Un TGV duplex en gare (image d'archives). © TF1-LCIAprès trois ruptures de caténaires qui avaient provoqué des pagailles monstrueuses en août et septembre, la SNCF avait annoncé une vaste inspection de tout son réseau au début du mois dernier. Les premiers résultats ont été dévoilés lors d'un rapport d'étape, présenté lors du séminaire annuel de presse de la compagnie ferroviaire à Megève. Ils sont sans surprise : la "limite d'usure du fil de contact est poussée plus loin que sur les réseaux voisins" et il faut 400 millions sur quatre ans au moins pour les rénover et rendre le système entier plus robuste, constate la SNCF. Selon elle, si le "niveau d'entretien permet de contenir le nombre d'incidents annuel", il "ne peut empêcher (...) le vieillissement du réseau". Résultat, la SNCF doit effectuer "de multiples interventions ponctuelles" d'entretien moins efficaces que du "renouvellement complet d'équipements".
La compagnie ferroviaire estime donc qu'il faudrait consacrer une enveloppe de 150 millions d'euros sur quatre à cinq ans pour renforcer l'ensemble du système (les transformateurs en particulier) pour lui permettre de résister à la hausse du trafic. La SNCF propose aussi de faire passer de 190 à 240 millions d'euros par an - pendant au moins quatre ans - le budget consacré à l'entretien et au renouvellement des caténaires, ces câbles électriques qui alimentent les trains. Ces propositions sont désormais "entre les mains de RFF", Réseau Ferré de France, propriétaire du réseau et à ce titre chargé de le financer, a déclaré Pierre Izard, directeur de la branche Infrastructure de la SNCF, à Megève.

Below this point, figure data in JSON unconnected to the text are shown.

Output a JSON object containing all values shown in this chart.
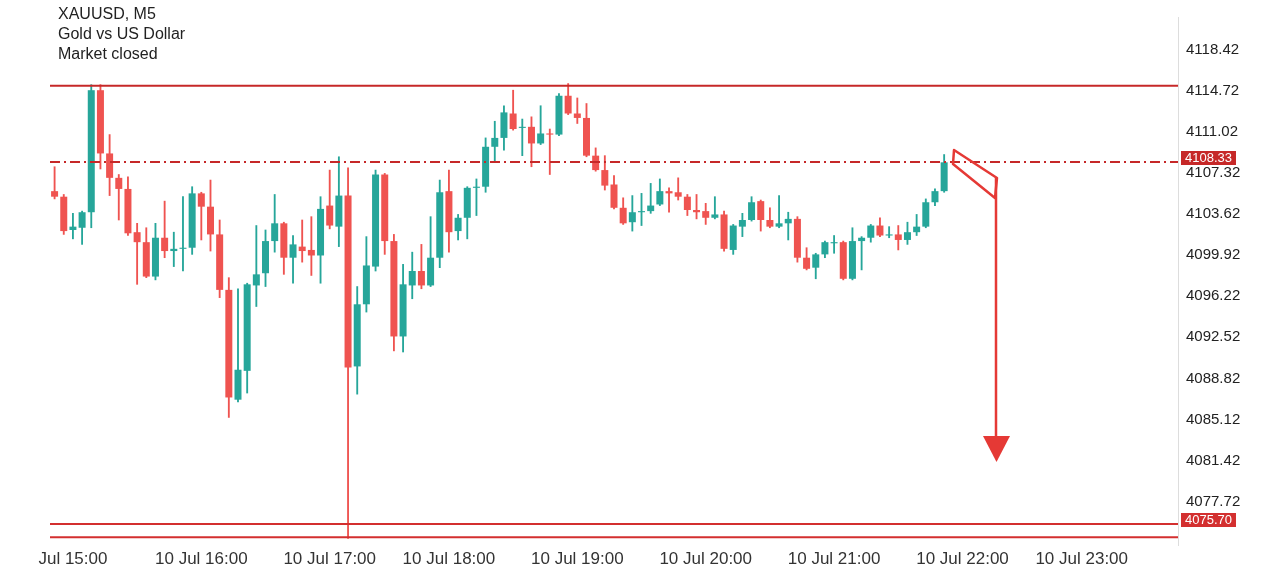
{
  "chart_data": {
    "type": "candlestick",
    "title": "XAUUSD, M5",
    "subtitle": "Gold vs US Dollar",
    "annotations": [
      "Market closed"
    ],
    "categories": [
      null,
      null,
      "Jul 15:00",
      null,
      null,
      null,
      null,
      null,
      null,
      null,
      null,
      null,
      null,
      null,
      null,
      null,
      "10 Jul 16:00",
      null,
      null,
      null,
      null,
      null,
      null,
      null,
      null,
      null,
      null,
      null,
      null,
      null,
      "10 Jul 17:00",
      null,
      null,
      null,
      null,
      null,
      null,
      null,
      null,
      null,
      null,
      null,
      null,
      "10 Jul 18:00",
      null,
      null,
      null,
      null,
      null,
      null,
      null,
      null,
      null,
      null,
      null,
      null,
      null,
      "10 Jul 19:00",
      null,
      null,
      null,
      null,
      null,
      null,
      null,
      null,
      null,
      null,
      null,
      null,
      null,
      "10 Jul 20:00",
      null,
      null,
      null,
      null,
      null,
      null,
      null,
      null,
      null,
      null,
      null,
      null,
      null,
      "10 Jul 21:00",
      null,
      null,
      null,
      null,
      null,
      null,
      null,
      null,
      null,
      null,
      null,
      null,
      null,
      "10 Jul 22:00",
      null,
      null,
      null,
      null,
      null,
      null,
      null,
      null,
      null,
      null,
      null,
      null,
      "10 Jul 23:00",
      null,
      null,
      null,
      null,
      null,
      null,
      null,
      null,
      null,
      null
    ],
    "ohlc": [
      [
        4105.7,
        4107.9,
        4105.0,
        4105.2
      ],
      [
        4105.2,
        4105.4,
        4101.8,
        4102.1
      ],
      [
        4102.2,
        4103.7,
        4101.4,
        4102.5
      ],
      [
        4102.4,
        4103.9,
        4100.9,
        4103.8
      ],
      [
        4103.8,
        4115.3,
        4102.4,
        4114.8
      ],
      [
        4114.8,
        4115.3,
        4107.7,
        4109.1
      ],
      [
        4109.1,
        4110.8,
        4105.3,
        4106.9
      ],
      [
        4106.9,
        4107.2,
        4103.1,
        4105.9
      ],
      [
        4105.9,
        4107.0,
        4101.7,
        4101.9
      ],
      [
        4102.0,
        4102.8,
        4097.3,
        4101.1
      ],
      [
        4101.1,
        4102.4,
        4097.9,
        4098.0
      ],
      [
        4098.0,
        4102.8,
        4097.7,
        4101.5
      ],
      [
        4101.5,
        4104.8,
        4099.7,
        4100.3
      ],
      [
        4100.3,
        4102.0,
        4098.9,
        4100.5
      ],
      [
        4100.5,
        4105.2,
        4098.5,
        4100.6
      ],
      [
        4100.6,
        4106.1,
        4100.0,
        4105.5
      ],
      [
        4105.5,
        4105.6,
        4101.3,
        4104.3
      ],
      [
        4104.3,
        4106.7,
        4100.3,
        4101.8
      ],
      [
        4101.8,
        4103.1,
        4096.1,
        4096.8
      ],
      [
        4096.8,
        4097.9,
        4085.3,
        4087.1
      ],
      [
        4086.9,
        4096.9,
        4086.7,
        4089.6
      ],
      [
        4089.5,
        4097.4,
        4087.5,
        4097.3
      ],
      [
        4097.2,
        4102.6,
        4095.3,
        4098.2
      ],
      [
        4098.3,
        4102.2,
        4097.1,
        4101.2
      ],
      [
        4101.2,
        4105.4,
        4100.2,
        4102.8
      ],
      [
        4102.8,
        4102.9,
        4098.2,
        4099.7
      ],
      [
        4099.7,
        4101.7,
        4097.4,
        4100.9
      ],
      [
        4100.7,
        4103.1,
        4099.3,
        4100.3
      ],
      [
        4100.4,
        4103.4,
        4098.1,
        4099.9
      ],
      [
        4099.9,
        4105.2,
        4097.4,
        4104.1
      ],
      [
        4104.4,
        4107.6,
        4102.3,
        4102.6
      ],
      [
        4102.5,
        4108.8,
        4100.7,
        4105.3
      ],
      [
        4105.3,
        4107.8,
        4074.4,
        4089.8
      ],
      [
        4089.9,
        4097.1,
        4087.4,
        4095.5
      ],
      [
        4095.5,
        4101.6,
        4094.8,
        4099.0
      ],
      [
        4098.9,
        4107.6,
        4098.5,
        4107.2
      ],
      [
        4107.2,
        4107.3,
        4100.0,
        4101.2
      ],
      [
        4101.2,
        4101.8,
        4091.3,
        4092.6
      ],
      [
        4092.6,
        4099.1,
        4091.2,
        4097.3
      ],
      [
        4097.2,
        4100.2,
        4096.0,
        4098.5
      ],
      [
        4098.5,
        4100.9,
        4096.9,
        4097.2
      ],
      [
        4097.2,
        4103.4,
        4097.1,
        4099.7
      ],
      [
        4099.7,
        4106.7,
        4098.8,
        4105.6
      ],
      [
        4105.7,
        4107.6,
        4100.2,
        4102.0
      ],
      [
        4102.1,
        4103.6,
        4101.3,
        4103.3
      ],
      [
        4103.3,
        4106.1,
        4101.4,
        4106.0
      ],
      [
        4106.0,
        4106.8,
        4103.5,
        4106.1
      ],
      [
        4106.1,
        4110.5,
        4105.6,
        4109.7
      ],
      [
        4109.7,
        4112.0,
        4108.3,
        4110.5
      ],
      [
        4110.5,
        4113.4,
        4109.4,
        4112.8
      ],
      [
        4112.7,
        4114.8,
        4111.2,
        4111.3
      ],
      [
        4111.4,
        4112.2,
        4108.9,
        4111.5
      ],
      [
        4111.5,
        4112.4,
        4107.9,
        4110.0
      ],
      [
        4110.0,
        4113.4,
        4109.9,
        4110.9
      ],
      [
        4110.9,
        4111.3,
        4107.2,
        4110.8
      ],
      [
        4110.8,
        4114.5,
        4110.7,
        4114.3
      ],
      [
        4114.3,
        4115.4,
        4112.6,
        4112.7
      ],
      [
        4112.7,
        4114.1,
        4111.8,
        4112.3
      ],
      [
        4112.3,
        4113.6,
        4108.8,
        4108.9
      ],
      [
        4108.9,
        4109.6,
        4107.5,
        4107.6
      ],
      [
        4107.6,
        4108.9,
        4105.8,
        4106.2
      ],
      [
        4106.3,
        4107.1,
        4104.1,
        4104.2
      ],
      [
        4104.2,
        4105.1,
        4102.7,
        4102.8
      ],
      [
        4102.9,
        4105.3,
        4102.1,
        4103.8
      ],
      [
        4103.8,
        4105.5,
        4102.6,
        4103.9
      ],
      [
        4103.9,
        4106.4,
        4103.7,
        4104.4
      ],
      [
        4104.5,
        4106.8,
        4104.4,
        4105.7
      ],
      [
        4105.7,
        4106.0,
        4103.8,
        4105.5
      ],
      [
        4105.6,
        4106.9,
        4104.9,
        4105.2
      ],
      [
        4105.2,
        4105.4,
        4103.5,
        4104.0
      ],
      [
        4104.0,
        4105.4,
        4103.2,
        4103.8
      ],
      [
        4103.9,
        4104.6,
        4102.7,
        4103.3
      ],
      [
        4103.3,
        4105.2,
        4103.2,
        4103.6
      ],
      [
        4103.6,
        4103.9,
        4100.3,
        4100.5
      ],
      [
        4100.4,
        4102.7,
        4100.0,
        4102.6
      ],
      [
        4102.5,
        4103.7,
        4101.6,
        4103.1
      ],
      [
        4103.1,
        4105.2,
        4103.0,
        4104.7
      ],
      [
        4104.8,
        4104.9,
        4102.1,
        4103.1
      ],
      [
        4103.1,
        4104.2,
        4102.4,
        4102.5
      ],
      [
        4102.5,
        4105.3,
        4102.4,
        4102.8
      ],
      [
        4102.8,
        4103.8,
        4101.3,
        4103.2
      ],
      [
        4103.2,
        4103.4,
        4099.3,
        4099.7
      ],
      [
        4099.7,
        4100.6,
        4098.6,
        4098.7
      ],
      [
        4098.8,
        4100.1,
        4097.8,
        4100.0
      ],
      [
        4100.0,
        4101.2,
        4099.7,
        4101.1
      ],
      [
        4101.0,
        4101.7,
        4100.1,
        4101.1
      ],
      [
        4101.1,
        4101.2,
        4097.7,
        4097.8
      ],
      [
        4097.8,
        4102.4,
        4097.7,
        4101.2
      ],
      [
        4101.2,
        4101.6,
        4098.6,
        4101.5
      ],
      [
        4101.5,
        4102.7,
        4101.1,
        4102.6
      ],
      [
        4102.6,
        4103.3,
        4101.6,
        4101.7
      ],
      [
        4101.7,
        4102.5,
        4101.5,
        4101.8
      ],
      [
        4101.8,
        4102.6,
        4100.4,
        4101.3
      ],
      [
        4101.3,
        4102.9,
        4100.9,
        4102.0
      ],
      [
        4102.0,
        4103.6,
        4101.7,
        4102.5
      ],
      [
        4102.5,
        4105.0,
        4102.4,
        4104.7
      ],
      [
        4104.7,
        4105.9,
        4104.4,
        4105.7
      ],
      [
        4105.7,
        4109.0,
        4105.6,
        4108.3
      ],
      null,
      null,
      null,
      null,
      null,
      null,
      null,
      null,
      null,
      null,
      null,
      null,
      null,
      null,
      null,
      null,
      null,
      null,
      null,
      null,
      null,
      null,
      null,
      null,
      null
    ],
    "colors": [
      "#ef5350",
      "#ef5350",
      "#26a69a",
      "#26a69a",
      "#26a69a",
      "#ef5350",
      "#ef5350",
      "#ef5350",
      "#ef5350",
      "#ef5350",
      "#ef5350",
      "#26a69a",
      "#ef5350",
      "#26a69a",
      "#26a69a",
      "#26a69a",
      "#ef5350",
      "#ef5350",
      "#ef5350",
      "#ef5350",
      "#26a69a",
      "#26a69a",
      "#26a69a",
      "#26a69a",
      "#26a69a",
      "#ef5350",
      "#26a69a",
      "#ef5350",
      "#ef5350",
      "#26a69a",
      "#ef5350",
      "#26a69a",
      "#ef5350",
      "#26a69a",
      "#26a69a",
      "#26a69a",
      "#ef5350",
      "#ef5350",
      "#26a69a",
      "#26a69a",
      "#ef5350",
      "#26a69a",
      "#26a69a",
      "#ef5350",
      "#26a69a",
      "#26a69a",
      "#26a69a",
      "#26a69a",
      "#26a69a",
      "#26a69a",
      "#ef5350",
      "#26a69a",
      "#ef5350",
      "#26a69a",
      "#ef5350",
      "#26a69a",
      "#ef5350",
      "#ef5350",
      "#ef5350",
      "#ef5350",
      "#ef5350",
      "#ef5350",
      "#ef5350",
      "#26a69a",
      "#26a69a",
      "#26a69a",
      "#26a69a",
      "#ef5350",
      "#ef5350",
      "#ef5350",
      "#ef5350",
      "#ef5350",
      "#26a69a",
      "#ef5350",
      "#26a69a",
      "#26a69a",
      "#26a69a",
      "#ef5350",
      "#ef5350",
      "#26a69a",
      "#26a69a",
      "#ef5350",
      "#ef5350",
      "#26a69a",
      "#26a69a",
      "#26a69a",
      "#ef5350",
      "#26a69a",
      "#26a69a",
      "#26a69a",
      "#ef5350",
      "#26a69a",
      "#ef5350",
      "#26a69a",
      "#26a69a",
      "#26a69a",
      "#26a69a",
      "#26a69a",
      null,
      null,
      null,
      null,
      null,
      null,
      null,
      null,
      null,
      null,
      null,
      null,
      null,
      null,
      null,
      null,
      null,
      null,
      null,
      null,
      null,
      null,
      null,
      null,
      null
    ],
    "ylim": [
      4073.8,
      4121.4
    ],
    "yticks": [
      4077.72,
      4081.42,
      4085.12,
      4088.82,
      4092.52,
      4096.22,
      4099.92,
      4103.62,
      4107.32,
      4111.02,
      4114.72,
      4118.42
    ],
    "ref_lines": [
      {
        "axis": "y",
        "value": 4115.2,
        "color": "#c62828",
        "line_style": "solid"
      },
      {
        "axis": "y",
        "value": 4108.33,
        "label": "4108.33",
        "color": "#c62828",
        "line_style": "dashed"
      },
      {
        "axis": "y",
        "value": 4075.7,
        "label": "4075.70",
        "color": "#d32f2f",
        "line_style": "solid"
      },
      {
        "axis": "y",
        "value": 4074.5,
        "color": "#d32f2f",
        "line_style": "solid"
      }
    ],
    "grid": false,
    "legend": false
  }
}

Le gouvernement entre en jeu
Chez RFF, qui ploie sous une dette de 28 milliards d'euros héritée de la SNCF, on indique "vouloir entreprendre un travail plus approfondi avec la SNCF" pour affiner diagnostic et solutions possibles. Les ressources de RFF, qui proviennent des péages ferroviaires payés par les entreprises (essentiellement la SNCF) et de subventions de l'Etat, ne suffisent déjà pas à subvenir aux investissements nécessaires. Du coup, RFF "souhaite solliciter des expertises complémentaires et indépendantes pour améliorer son diagnostic et mieux évaluer l'opportunité des investissements proposés". Et met en cause plutôt des "comportements professionnels" et des "modes opérationnels" de la SNCF, arguant que "le tiers seulement des incidents sont dus à l'infrastructure".
Le gouvernement affiche sa volonté de ne pas laisser pourrir la situation. Au secrétariat d'Etat aux Transports, Dominique Bussereau indique avoir "d'ores et déjà demandé à RFF et à la SNCF d'élaborer un plan d'action commun" pour résoudre le problème des caténaires. Mais au-delà de ce souci d'infrastructures, c'est la question globale du manque de moyens alloués au rail qui se pose une nouvelle fois. "Le système ferroviaire est en surtension" car il est "victime de la saturation et du vieillissement", a résumé le président de la SNCF Guillaume Pepy, un constat déjà établi par un audit suisse réalisé en 2005, qui pointait l'état calamiteux du réseau pour cause de sous-investissement chronique depuis 30 ans.